Questione fuochi di San Matteo: Piero De Luca, primogenito del presidente della Campania Vincenzo e senza alcun ruolo nell'Amministrazione comunale, ha incontrato ieri pomeriggio l'associazione dei portatori della statua di San Matteo in vista della celebrazione della festività del santo patrono di Salerno. E l'ha fatto perchè invitato proprio dall'associazione Maria Ss. di Costantinopoli, presieduta da Ciro Borsa. "Stiamo lavorando da giorni con don Michele - ha spiegato De Luca jr. - per trovare una soluzione che consenta di distendere i rapporti tra la Curia e l'Amministrazione comunale in vista delle celebrazioni legate alla festività di San Matteo. In uno spirito di piena collaborazione e disponibilità, è stata ipotizzata con don Michele, una soluzione che consenta alla statua del nostro santo patrono di entrare nuovamente al Comune per benedire la casa di tutti i salernitani".
Il figlio del governatore della Campania, al momento membro della segreteria regionale del Pd, ha poi affermato: "Sottoporremo al sindaco questa ipotesi nelle prossime ore, convinti della sua sensibilità e volontà nell' aprire una fase nuova, che dia rinnovato entusiasmo e partecipazione alla celebrazione religiosa più importante della città. Nel corso dell'incontro con il sindaco proporremo anche, come del resto già autorizzato dalla commissione consiliare competente nei giorni scorsi, di ripristinare la storica tradizione dei fuochi pirotecnici al termine della processione".

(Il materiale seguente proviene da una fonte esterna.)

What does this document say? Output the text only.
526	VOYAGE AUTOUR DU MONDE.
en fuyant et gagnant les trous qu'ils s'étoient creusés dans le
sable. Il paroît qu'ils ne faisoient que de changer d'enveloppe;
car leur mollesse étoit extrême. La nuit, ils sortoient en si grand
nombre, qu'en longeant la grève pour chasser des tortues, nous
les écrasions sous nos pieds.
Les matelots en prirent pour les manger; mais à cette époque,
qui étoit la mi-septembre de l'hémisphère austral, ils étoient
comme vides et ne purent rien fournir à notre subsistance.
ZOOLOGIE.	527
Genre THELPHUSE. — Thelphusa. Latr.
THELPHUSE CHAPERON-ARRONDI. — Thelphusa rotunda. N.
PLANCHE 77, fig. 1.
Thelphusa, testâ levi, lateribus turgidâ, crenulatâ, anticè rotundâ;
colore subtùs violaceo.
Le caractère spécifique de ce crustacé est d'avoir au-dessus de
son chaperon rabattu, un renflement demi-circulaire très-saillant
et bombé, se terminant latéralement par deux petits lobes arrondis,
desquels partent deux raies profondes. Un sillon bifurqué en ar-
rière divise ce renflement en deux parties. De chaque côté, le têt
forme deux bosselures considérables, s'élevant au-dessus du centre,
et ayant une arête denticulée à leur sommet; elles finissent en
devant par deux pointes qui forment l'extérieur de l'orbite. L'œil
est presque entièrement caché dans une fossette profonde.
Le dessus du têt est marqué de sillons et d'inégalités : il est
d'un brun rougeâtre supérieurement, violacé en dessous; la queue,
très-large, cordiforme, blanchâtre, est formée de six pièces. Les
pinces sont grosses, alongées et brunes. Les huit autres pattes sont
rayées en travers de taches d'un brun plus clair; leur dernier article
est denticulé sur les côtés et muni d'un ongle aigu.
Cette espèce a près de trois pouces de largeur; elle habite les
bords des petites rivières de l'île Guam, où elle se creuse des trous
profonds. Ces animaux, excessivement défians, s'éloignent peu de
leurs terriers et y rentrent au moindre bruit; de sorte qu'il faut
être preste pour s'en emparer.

Lo sdegno dei consiglieri comunali di minoranza
L'incontro ha suscitato reazioni a dir poco sdegnate tra i consiglieri comunali di minoranza e, a commentare quello che è stato definito "l'indegno baratto tra autorizzazione dei fuochi d'artificio e la presenza del santo patrono a Palazzo di Città" sono stati, in una nota, Roberto Celano e Ciro Russomando. "Tale vantato successo interessa solo alla vanità del potere che da anni pretende che perfino il Santo si inchini alla dinastia e non suscita alcun entusiasmo tra i cittadini di Salerno che amano San Matteo e sono legati alla festa ed alle tradizioni civili. Ai salernitani - scrivono i consiglieri - non interessa se la statua stazioni nel Palazzo, piace che il Santo sia tra la gente, giri, come quest'anno previsto dalla Curia, nei quartieri, vada a Mariconda, Mercatello, nelle frazioni. L'Amministrazione comunale ha, invece, l'onere di occuparsi della festa civile. A tal proposito ci ha pensato già la Commissione consiliare a fornire al sindaco il preciso indirizzo di ripristinare la tradizione dei fuochi e di stanziare le necessarie risorse".
Poi il monito: "L'avvocato De Luca non si occupi di ciò che è esclusiva prerogativa del Consiglio comunale e dell'Amministrazione e non interpreti i sentimenti di una comunità che non ha titolo di rappresentare", concludono Celano e Russomando.